Quanto è dura la vita da Wojciech Szczesny! Il portiere polacco è arrivato quest’estate con la pesantissima nomea di “erede di Buffon”: un’etichetta non proprio da nulla, ecco. Anche perché al primo errore, come successo in occasione di Juve-Benevento, sono tutti pronti a “farti il processo”. Fortuna che poi l’estremo difensore polacco, essendo un gran portiere, si è rifatto con gli interessi con una prodigiosa prestazione nel match di Champions contro l’Olympiacos. Szczesny, in ogni caso, è consapevole che, se vuole veramente diventare il nuovo Buffon, deve migliorarsi ancora molto. E non ha nessun problema ad affermarlo. Ecco le sue dichiarazioni a La Repubblica.

IL PRESENTE – «Vivo una stagione strana, non mi era mai capitato di partire sapendo di non essere titolare. Ho fatto una scelta per il futuro, e se prima mi sembrava giusta oggi ne sono convinto. Si trattava di accettare l’idea di una novità».

IL FUTURO – «Titolare nella Juve che verrà? Sono venuto sperando di esserlo, ma lo devo meritare. Devo ancora alzare il mio livello, anche quello del lavoro quotidiano. Ma fare il portiere di riserva è più facile. Hai settimane per preparare la partita che giocherai, hai meno responsabilità. Però voglio imparare ad averne: migliorare è anche questo. All’inizio mi pareva una situazione difficile, ora approfitto degli aspetti positivi: se ho una botta mi prendo un giorno in più per smaltirla e passo più tempo ad analizzare i video degli avversari o dei miei errori. Mi posso permettere di imparare».

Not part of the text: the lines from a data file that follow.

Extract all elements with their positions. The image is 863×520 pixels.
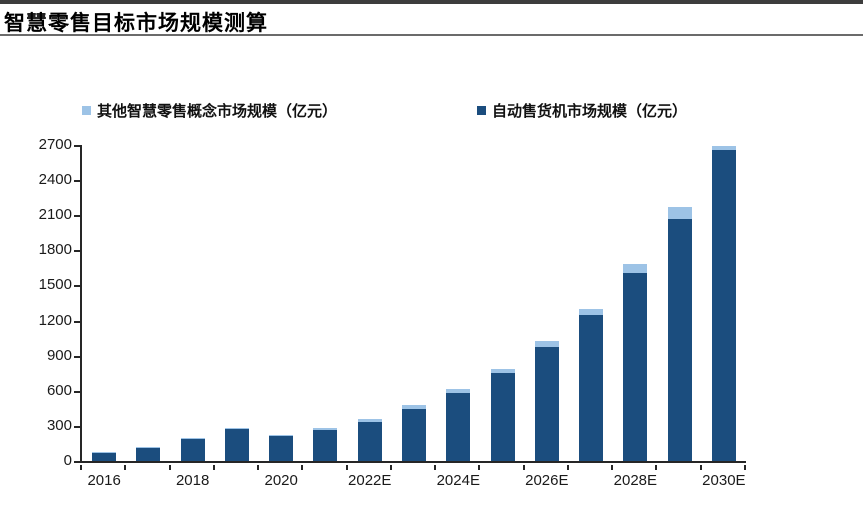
bar-2017-vending-segment: [136, 447, 161, 461]
x-tick-mark-4: [257, 465, 260, 470]
bar-2029E-other-segment: [667, 207, 692, 220]
bar-2018-other-segment: [180, 437, 205, 439]
x-tick-label-2022E: 2022E: [348, 472, 392, 489]
bar-2022E-vending-segment: [357, 422, 382, 461]
x-tick-label-2020: 2020: [264, 472, 298, 489]
x-tick-mark-2: [168, 465, 171, 470]
top-accent-bar: [0, 0, 863, 4]
bar-2021-other-segment: [313, 428, 338, 430]
plot-area: [80, 145, 746, 463]
legend-item-vending-machine: 自动售货机市场规模（亿元）: [477, 100, 687, 121]
y-tick-mark-1800: [74, 250, 80, 253]
y-tick-mark-1500: [74, 285, 80, 288]
bar-2016-vending-segment: [92, 452, 117, 461]
y-tick-label-0: 0: [63, 452, 72, 469]
bar-2024E-other-segment: [446, 389, 471, 394]
bar-2025E-vending-segment: [490, 373, 515, 461]
bar-2024E-vending-segment: [446, 393, 471, 461]
y-tick-label-2400: 2400: [38, 171, 72, 189]
y-tick-mark-2100: [74, 215, 80, 218]
x-tick-label-2026E: 2026E: [525, 472, 569, 489]
y-tick-label-2100: 2100: [38, 206, 72, 224]
y-tick-mark-1200: [74, 320, 80, 323]
bar-2021-vending-segment: [313, 429, 338, 461]
y-tick-label-2700: 2700: [38, 136, 72, 153]
x-tick-mark-1: [124, 465, 127, 470]
y-tick-label-900: 900: [46, 346, 72, 364]
bar-2017-other-segment: [136, 446, 161, 448]
y-tick-label-600: 600: [46, 381, 72, 399]
x-tick-mark-6: [345, 465, 348, 470]
y-tick-label-1500: 1500: [38, 276, 72, 294]
x-tick-mark-9: [478, 465, 481, 470]
bar-2020-other-segment: [269, 435, 294, 437]
legend-item-other-smart-retail: 其他智慧零售概念市场规模（亿元）: [82, 100, 337, 121]
x-tick-mark-14: [699, 465, 702, 470]
y-tick-mark-2400: [74, 180, 80, 183]
x-tick-mark-3: [212, 465, 215, 470]
bar-2018-vending-segment: [180, 438, 205, 461]
bar-2023E-vending-segment: [402, 408, 426, 461]
y-tick-mark-300: [74, 425, 80, 428]
x-tick-mark-5: [301, 465, 304, 470]
bar-2022E-other-segment: [357, 419, 382, 423]
x-tick-mark-15: [744, 465, 746, 470]
bar-2026E-other-segment: [534, 341, 559, 347]
x-tick-label-2018: 2018: [175, 472, 210, 489]
bar-2023E-other-segment: [402, 405, 426, 409]
x-tick-mark-7: [389, 465, 392, 470]
bar-2027E-vending-segment: [579, 315, 604, 461]
bar-2019-vending-segment: [224, 429, 249, 461]
y-tick-label-300: 300: [46, 416, 72, 434]
x-tick-mark-13: [655, 465, 658, 470]
bar-2016-other-segment: [92, 452, 117, 453]
chart-legend: 其他智慧零售概念市场规模（亿元） 自动售货机市场规模（亿元）: [0, 100, 863, 120]
bar-2019-other-segment: [224, 427, 249, 430]
bar-2020-vending-segment: [269, 436, 294, 461]
x-tick-mark-11: [566, 465, 569, 470]
y-tick-mark-600: [74, 390, 80, 393]
bar-2028E-vending-segment: [623, 272, 648, 461]
legend-swatch-other-icon: [82, 106, 91, 115]
y-tick-label-1800: 1800: [38, 241, 72, 259]
y-tick-label-1200: 1200: [38, 311, 72, 329]
x-tick-mark-8: [434, 465, 437, 470]
bar-2030E-other-segment: [711, 146, 736, 150]
bar-2030E-vending-segment: [711, 149, 736, 461]
x-tick-label-2024E: 2024E: [436, 472, 480, 489]
page-title: 智慧零售目标市场规模测算: [4, 12, 268, 35]
bar-2026E-vending-segment: [534, 346, 559, 461]
bar-2028E-other-segment: [623, 263, 648, 273]
bar-2027E-other-segment: [579, 308, 604, 316]
y-tick-mark-900: [74, 355, 80, 358]
legend-swatch-vending-icon: [477, 106, 486, 115]
legend-label-other: 其他智慧零售概念市场规模（亿元）: [97, 103, 338, 120]
x-tick-mark-12: [611, 465, 614, 470]
x-tick-mark-10: [522, 465, 525, 470]
bar-2025E-other-segment: [490, 368, 515, 374]
y-tick-mark-0: [74, 461, 80, 463]
x-tick-label-2016: 2016: [87, 472, 121, 489]
legend-label-vending: 自动售货机市场规模（亿元）: [492, 103, 688, 120]
x-tick-label-2028E: 2028E: [613, 472, 658, 489]
title-underline-rule: [0, 34, 863, 36]
bar-2029E-vending-segment: [667, 219, 692, 461]
y-tick-mark-2700: [74, 145, 80, 147]
x-tick-label-2030E: 2030E: [702, 472, 746, 489]
x-tick-mark-0: [80, 465, 82, 470]
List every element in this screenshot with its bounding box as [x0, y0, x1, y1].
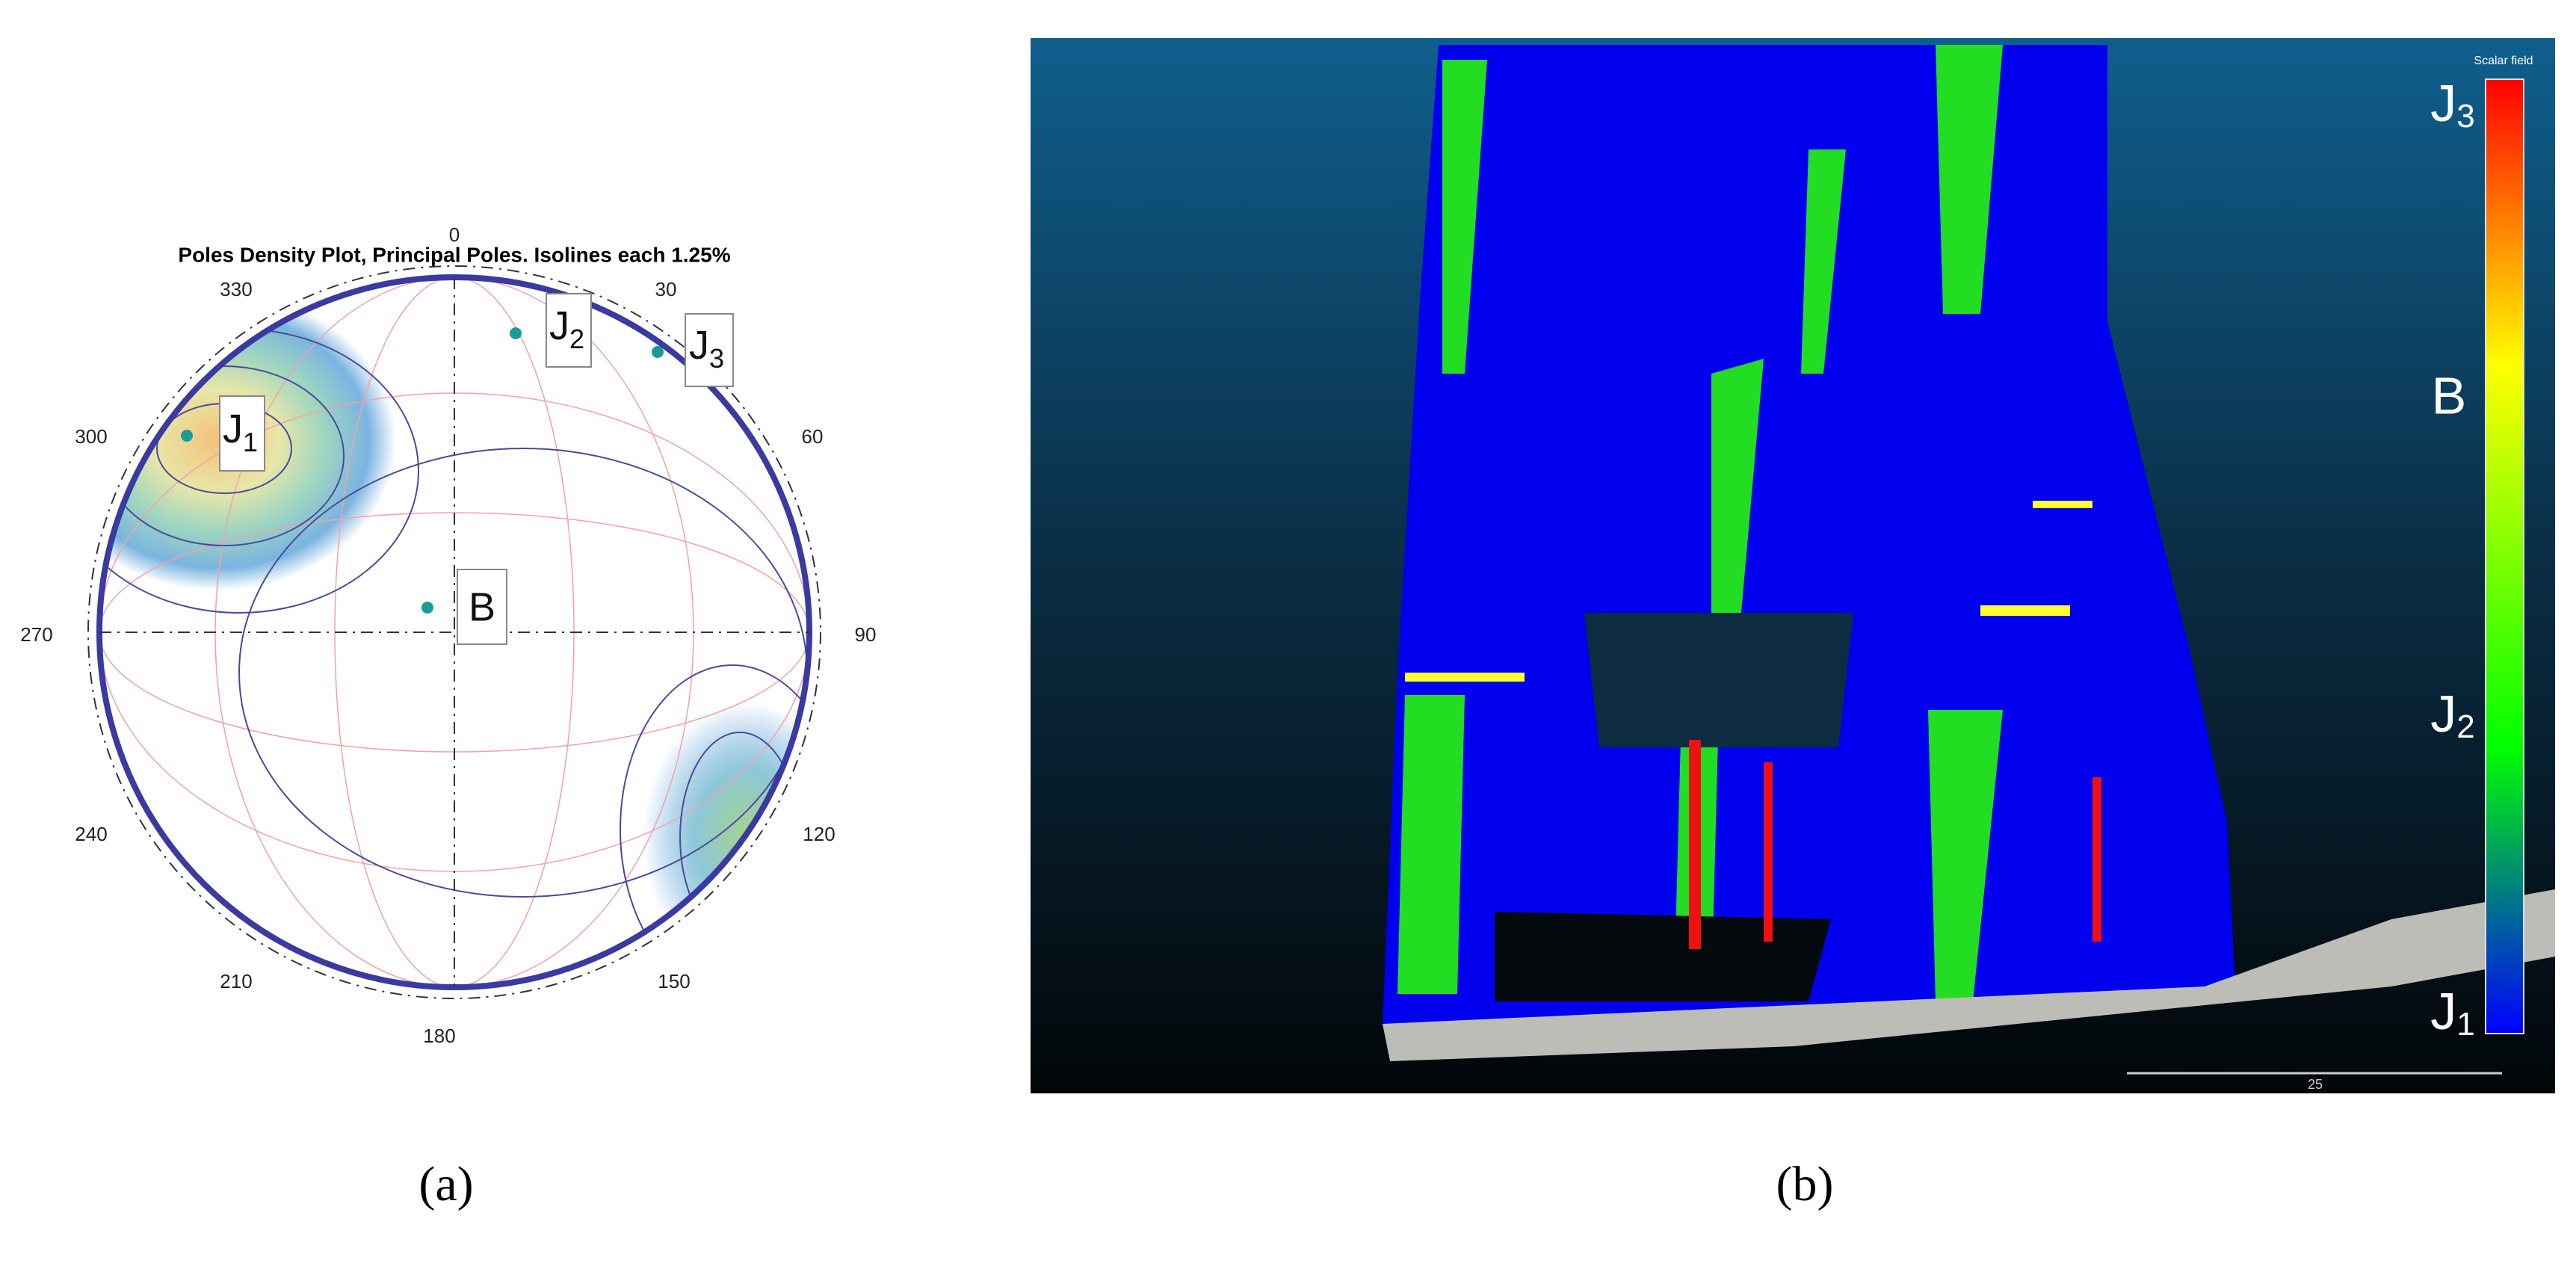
colorbar-subscript: 2 — [2456, 708, 2474, 745]
caption: (a) — [418, 1157, 473, 1211]
pole-label: J3 — [689, 323, 724, 373]
point-cloud-view: Scalar field J3 B J2 J1 25 — [1031, 38, 2555, 1093]
pole-letter: J — [223, 407, 243, 451]
azimuth-label: 180 — [423, 1025, 455, 1047]
pole-letter: J — [689, 323, 709, 368]
colorbar-subscript: 1 — [2456, 1006, 2474, 1043]
stereonet: Poles Density Plot, Principal Poles. Iso… — [20, 223, 876, 1047]
azimuth-label: 240 — [75, 823, 107, 845]
azimuth-label: 60 — [802, 425, 824, 448]
colorbar-label: J1 — [2430, 982, 2474, 1042]
pole-subscript: 3 — [709, 343, 724, 374]
scale-bar-label: 25 — [2308, 1077, 2323, 1092]
azimuth-label: 210 — [220, 970, 252, 992]
azimuth-label: 330 — [220, 278, 252, 300]
pole-label: J2 — [549, 303, 584, 353]
azimuth-label: 30 — [655, 278, 677, 300]
azimuth-label: 270 — [20, 623, 52, 646]
pole-label: J1 — [223, 407, 258, 457]
azimuth-label: 0 — [449, 223, 460, 246]
colorbar-label: J2 — [2430, 685, 2474, 744]
colorbar-label: J3 — [2430, 74, 2474, 134]
azimuth-label: 120 — [803, 823, 835, 845]
colorbar-subscript: 3 — [2456, 98, 2474, 135]
caption: (b) — [1776, 1157, 1834, 1211]
pole-label: B — [469, 584, 495, 629]
pole-markers — [181, 327, 664, 614]
colorbar-letter: J — [2430, 982, 2456, 1040]
azimuth-label: 90 — [855, 623, 877, 646]
colorbar-label: B — [2432, 366, 2467, 424]
azimuth-label: 300 — [75, 425, 107, 448]
pole-subscript: 1 — [243, 427, 258, 457]
colorbar-letter: J — [2430, 685, 2456, 743]
colorbar-letter: J — [2430, 74, 2456, 132]
azimuth-label: 150 — [658, 970, 690, 992]
colorbar-title: Scalar field — [2474, 55, 2533, 67]
pole-letter: J — [549, 303, 569, 348]
pole-subscript: 2 — [569, 324, 584, 354]
plot-title: Poles Density Plot, Principal Poles. Iso… — [178, 243, 730, 266]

BUFFON – «Buffon non ha mai parlato tanto bene di un suo vice come di me? Fare il suo secondo è una esperienza di vita: ero ragazzino quando lui diventava campione del mondo. Lo ringrazio dei complimenti, ma quello che sono non basta ancora. Una squadra come la Juve deve avere uno dei portieri più forti al mondo. Non dico di non esserlo, ma devo alzare il mio livello».

I MIGLIORI AL MONDO – «De Gea e Neuer. Ma se Buffon è arrivato quarto al Pallone d’oro, vuol dire che il più forte è stato ancora lui. Quando vedi Gigi nello spogliatoio, vedi veramente un leader. Io dovrò prendere il suo posto anche in questo. Anzi, forse è l’aspetto più importante. Come sarebbe stato raccogliere l’eredità di Buffon senza un anno di apprendistato? Difficilissimo per chiunque. Potersi preparare all’idea per una stagione intera cambia tutto. Quando ho fatto questa scelta non ho pensato a cosa sarei stato nel 2018, ma a cosa sarò nei prossimi dieci anni».

DYBALA – «Dybala mi sembra ben concentrato. Tutti i campioni qui lo sono: mangiano bene, recuperano bene e anche da questo capisci perché hanno vinto mondiali e scudetti. A me non sembrano sazi».